A European friend approached me today, asking about guns in the US, saying, “There are so many guns in your country. It will take a long time to collect them all and get rid of them.” She was shocked when I responded, “We don’t want to get rid of them.”
After she got over her immediate horror and confusion, she asked, “But aren’t you afraid of school shootings?” I said that I was not, while also making it clear that I opposed them. “Most Americans are against school shootings,” I added.
Then she said, “I read that school shootings are the number one cause of death of children in the US.”

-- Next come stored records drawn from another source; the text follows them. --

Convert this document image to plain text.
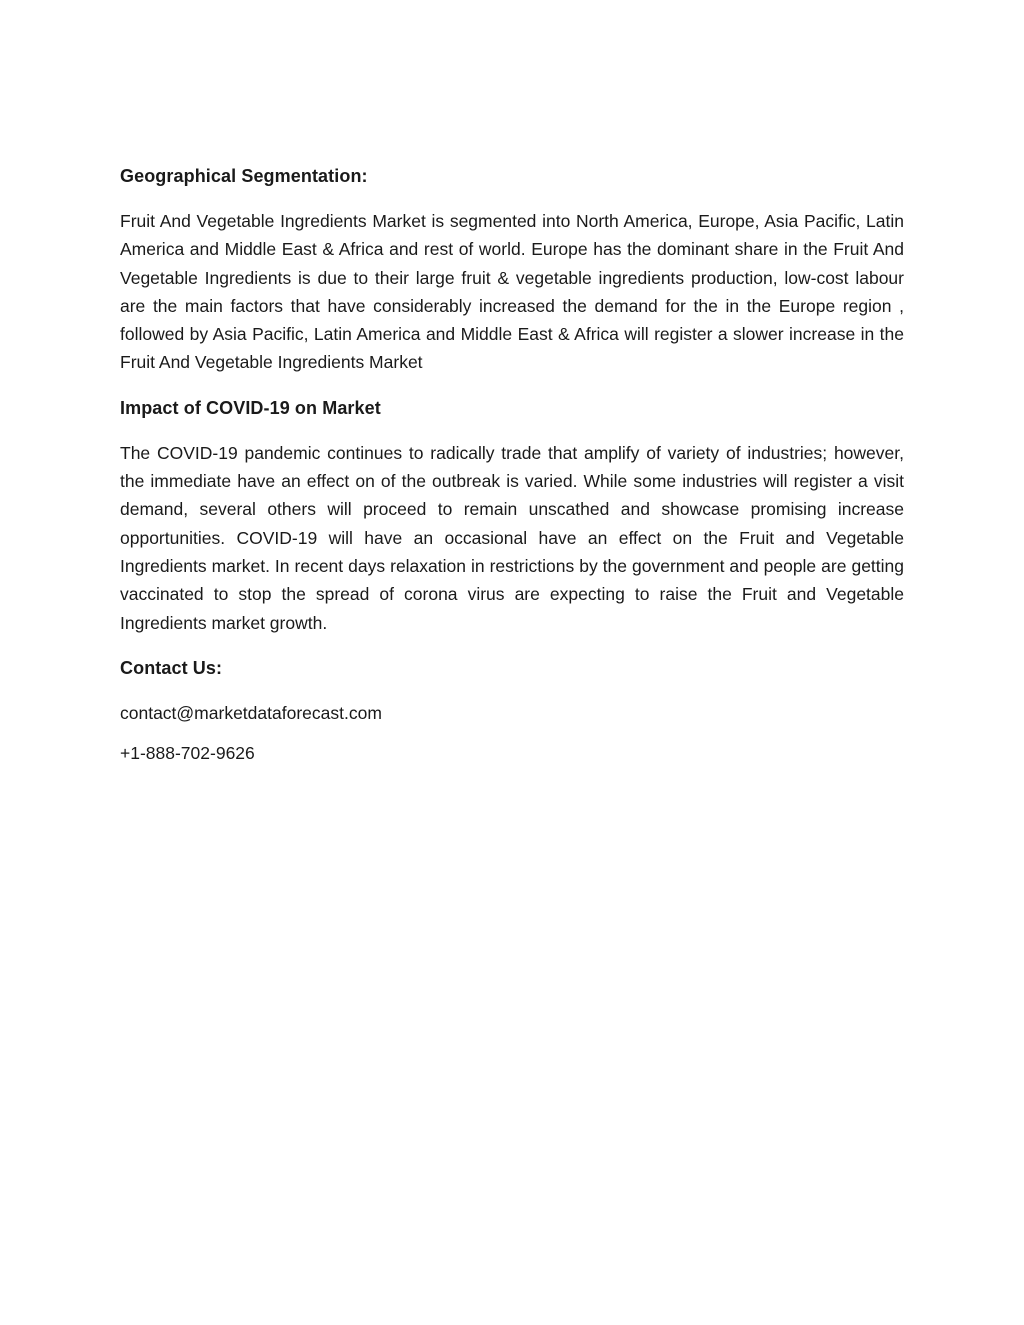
Geographical Segmentation:

Fruit And Vegetable Ingredients Market is segmented into North America, Europe, Asia Pacific, Latin America and Middle East & Africa and rest of world. Europe has the dominant share in the Fruit And Vegetable Ingredients is due to their large fruit & vegetable ingredients production, low-cost labour are the main factors that have considerably increased the demand for the in the Europe region , followed by Asia Pacific, Latin America and Middle East & Africa will register a slower increase in the Fruit And Vegetable Ingredients Market

Impact of COVID-19 on Market

The COVID-19 pandemic continues to radically trade that amplify of variety of industries; however, the immediate have an effect on of the outbreak is varied. While some industries will register a visit demand, several others will proceed to remain unscathed and showcase promising increase opportunities. COVID-19 will have an occasional have an effect on the Fruit and Vegetable Ingredients market. In recent days relaxation in restrictions by the government and people are getting vaccinated to stop the spread of corona virus are expecting to raise the Fruit and Vegetable Ingredients market growth.

Contact Us:

contact@marketdataforecast.com

+1-888-702-9626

I responded, “I believe you believe you read that, but you didn’t. No one is actually making that claim. Mainstream media and anti-gun lobbies are playing with statistics to make you think that is what you read.”
This or similar statements about school shooting deaths are now repeated constantly, not only in personal conversations but also on television talk shows and in the talking points of the anti-gun lobby. The claim, of course, is complete nonsense.
On average, school shootings result in fewer than 40 deaths per year, and not all of the victims are children. There was an uptick during the Biden administration and after COVID, but from 2000 through roughly 2020, the average was closer to six deaths per year.
And this is why no serious authority has actually made such an egregious claim. Rather, headlines are designed to make people believe that is what they read. The actual claim, according to CDC data, is that firearm injuries were the leading cause of death among children and teens ages 1 to 19 in 2020 and 2021.